Custom: chr1 mm10_index exon 4777525 4777648 100 - . transcript_id "PB.1.1"; gene_id "Mrpl15"; (...)

In the case of my custom annotation, the error is the following:

 File "/home/angeles/anaconda3/bin/brie-event", line 11, in <module>
    sys.exit(main())
  File "/home/angeles/anaconda3/lib/python3.6/site-packages/brie/events/event_maker.py", line 166, in main
    sanitize=options.sanitize)
  File "/home/angeles/anaconda3/lib/python3.6/site-packages/brie/events/event_maker.py", line 59, in defineAllSplicing
    DtoA_F, AtoD_F, DtoA_R, AtoD_R = prepareSplicegraph(anno_file, ftype)
  File "/home/angeles/anaconda3/lib/python3.6/site-packages/brie/events/event_maker.py", line 38, in prepareSplicegraph
    DtoA_F, AtoD_F, DtoA_R, AtoD_R)
  File "/home/angeles/anaconda3/lib/python3.6/site-packages/brie/events/parseTables.py", line 80, in populateSplicegraph
    data =  readTable_gff(table_f, ftype)
  File "/home/angeles/anaconda3/lib/python3.6/site-packages/brie/events/parseTables.py", line 60, in readTable_gff
    exons.append([str(int(vals[3])-1), vals[4]])
UnboundLocalError: local variable 'exons' referenced before assignment

In the case of the GENCODE file, the error is slightly different, although it seems to involve the same two python scripts, event_marker.py and parseTables.py:

  File "/home/angeles/anaconda3/bin/brie-event", line 11, in <module>
    sys.exit(main())
  File "/home/angeles/anaconda3/lib/python3.6/site-packages/brie/events/event_maker.py", line 166, in main
    sanitize=options.sanitize)
  File "/home/angeles/anaconda3/lib/python3.6/site-packages/brie/events/event_maker.py", line 59, in defineAllSplicing
    DtoA_F, AtoD_F, DtoA_R, AtoD_R = prepareSplicegraph(anno_file, ftype)
  File "/home/angeles/anaconda3/lib/python3.6/site-packages/brie/events/event_maker.py", line 38, in prepareSplicegraph
    DtoA_F, AtoD_F, DtoA_R, AtoD_R)
  File "/home/angeles/anaconda3/lib/python3.6/site-packages/brie/events/parseTables.py", line 96, in populateSplicegraph
    for i in range(len(startvals) - 1):
TypeError: object of type 'map' has no len()

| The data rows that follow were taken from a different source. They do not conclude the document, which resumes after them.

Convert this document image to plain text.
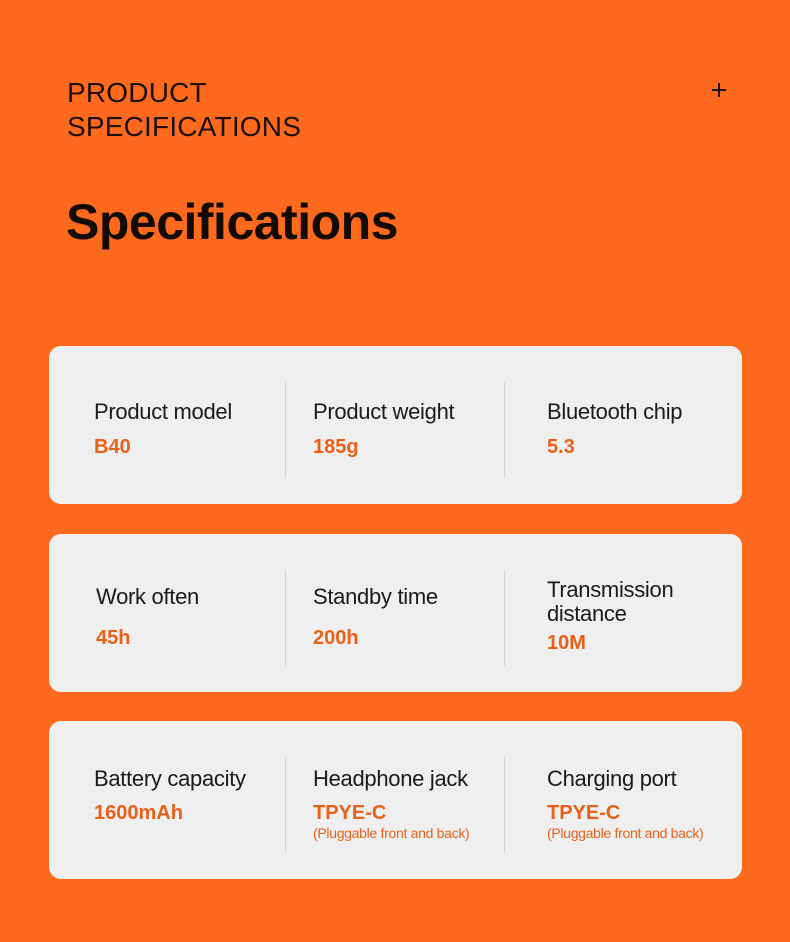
PRODUCT
SPECIFICATIONS
Specifications
Product model
B40
Product weight
185g
Bluetooth chip
5.3
Work often
45h
Standby time
200h
Transmission distance
10M
Battery capacity
1600mAh
Headphone jack
TPYE-C
(Pluggable front and back)
Charging port
TPYE-C
(Pluggable front and back)
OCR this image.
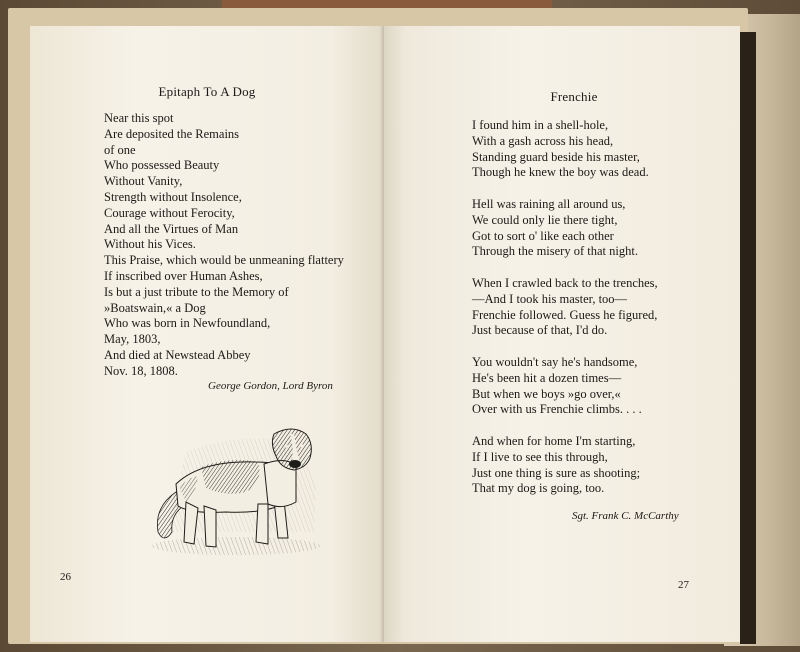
Epitaph To A Dog
Near this spot
Are deposited the Remains
of one
Who possessed Beauty
Without Vanity,
Strength without Insolence,
Courage without Ferocity,
And all the Virtues of Man
Without his Vices.
This Praise, which would be unmeaning flattery
If inscribed over Human Ashes,
Is but a just tribute to the Memory of
»Boatswain,« a Dog
Who was born in Newfoundland,
May, 1803,
And died at Newstead Abbey
Nov. 18, 1808.
George Gordon, Lord Byron
26
Frenchie
I found him in a shell-hole,
With a gash across his head,
Standing guard beside his master,
Though he knew the boy was dead.
Hell was raining all around us,
We could only lie there tight,
Got to sort o' like each other
Through the misery of that night.
When I crawled back to the trenches,
—And I took his master, too—
Frenchie followed. Guess he figured,
Just because of that, I'd do.
You wouldn't say he's handsome,
He's been hit a dozen times—
But when we boys »go over,«
Over with us Frenchie climbs. . . .
And when for home I'm starting,
If I live to see this through,
Just one thing is sure as shooting;
That my dog is going, too.
Sgt. Frank C. McCarthy
27
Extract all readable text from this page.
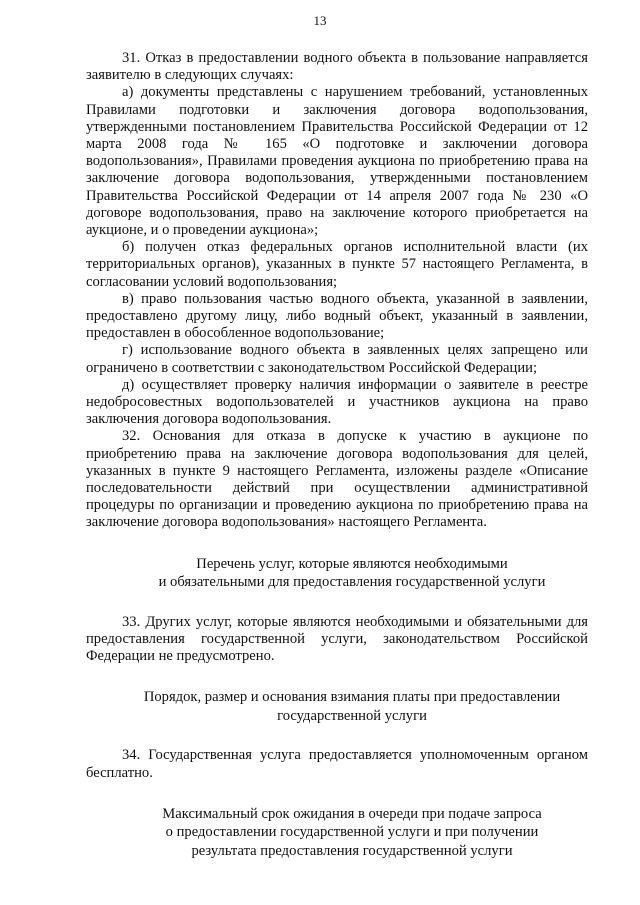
13

31. Отказ в предоставлении водного объекта в пользование направляется заявителю в следующих случаях:

а) документы представлены с нарушением требований, установленных Правилами подготовки и заключения договора водопользования, утвержденными постановлением Правительства Российской Федерации от 12 марта 2008 года № 165 «О подготовке и заключении договора водопользования», Правилами проведения аукциона по приобретению права на заключение договора водопользования, утвержденными постановлением Правительства Российской Федерации от 14 апреля 2007 года № 230 «О договоре водопользования, право на заключение которого приобретается на аукционе, и о проведении аукциона»;

б) получен отказ федеральных органов исполнительной власти (их территориальных органов), указанных в пункте 57 настоящего Регламента, в согласовании условий водопользования;

в) право пользования частью водного объекта, указанной в заявлении, предоставлено другому лицу, либо водный объект, указанный в заявлении, предоставлен в обособленное водопользование;

г) использование водного объекта в заявленных целях запрещено или ограничено в соответствии с законодательством Российской Федерации;

д) осуществляет проверку наличия информации о заявителе в реестре недобросовестных водопользователей и участников аукциона на право заключения договора водопользования.

32. Основания для отказа в допуске к участию в аукционе по приобретению права на заключение договора водопользования для целей, указанных в пункте 9 настоящего Регламента, изложены разделе «Описание последовательности действий при осуществлении административной процедуры по организации и проведению аукциона по приобретению права на заключение договора водопользования» настоящего Регламента.

Перечень услуг, которые являются необходимыми

и обязательными для предоставления государственной услуги

33. Других услуг, которые являются необходимыми и обязательными для предоставления государственной услуги, законодательством Российской Федерации не предусмотрено.

Порядок, размер и основания взимания платы при предоставлении

государственной услуги

34. Государственная услуга предоставляется уполномоченным органом бесплатно.

Максимальный срок ожидания в очереди при подаче запроса

о предоставлении государственной услуги и при получении

результата предоставления государственной услуги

It seems to me that BRIE cannot get the right information from the .gtf files, and the variables are therefore empty when referenced downstream, which then causes the error... but I wonder why that is happening?

Thanks in advance,

Ángeles

huangyh09 commented 6 years ago

Hi,

Thanks for using BRIE, and reporting the issue.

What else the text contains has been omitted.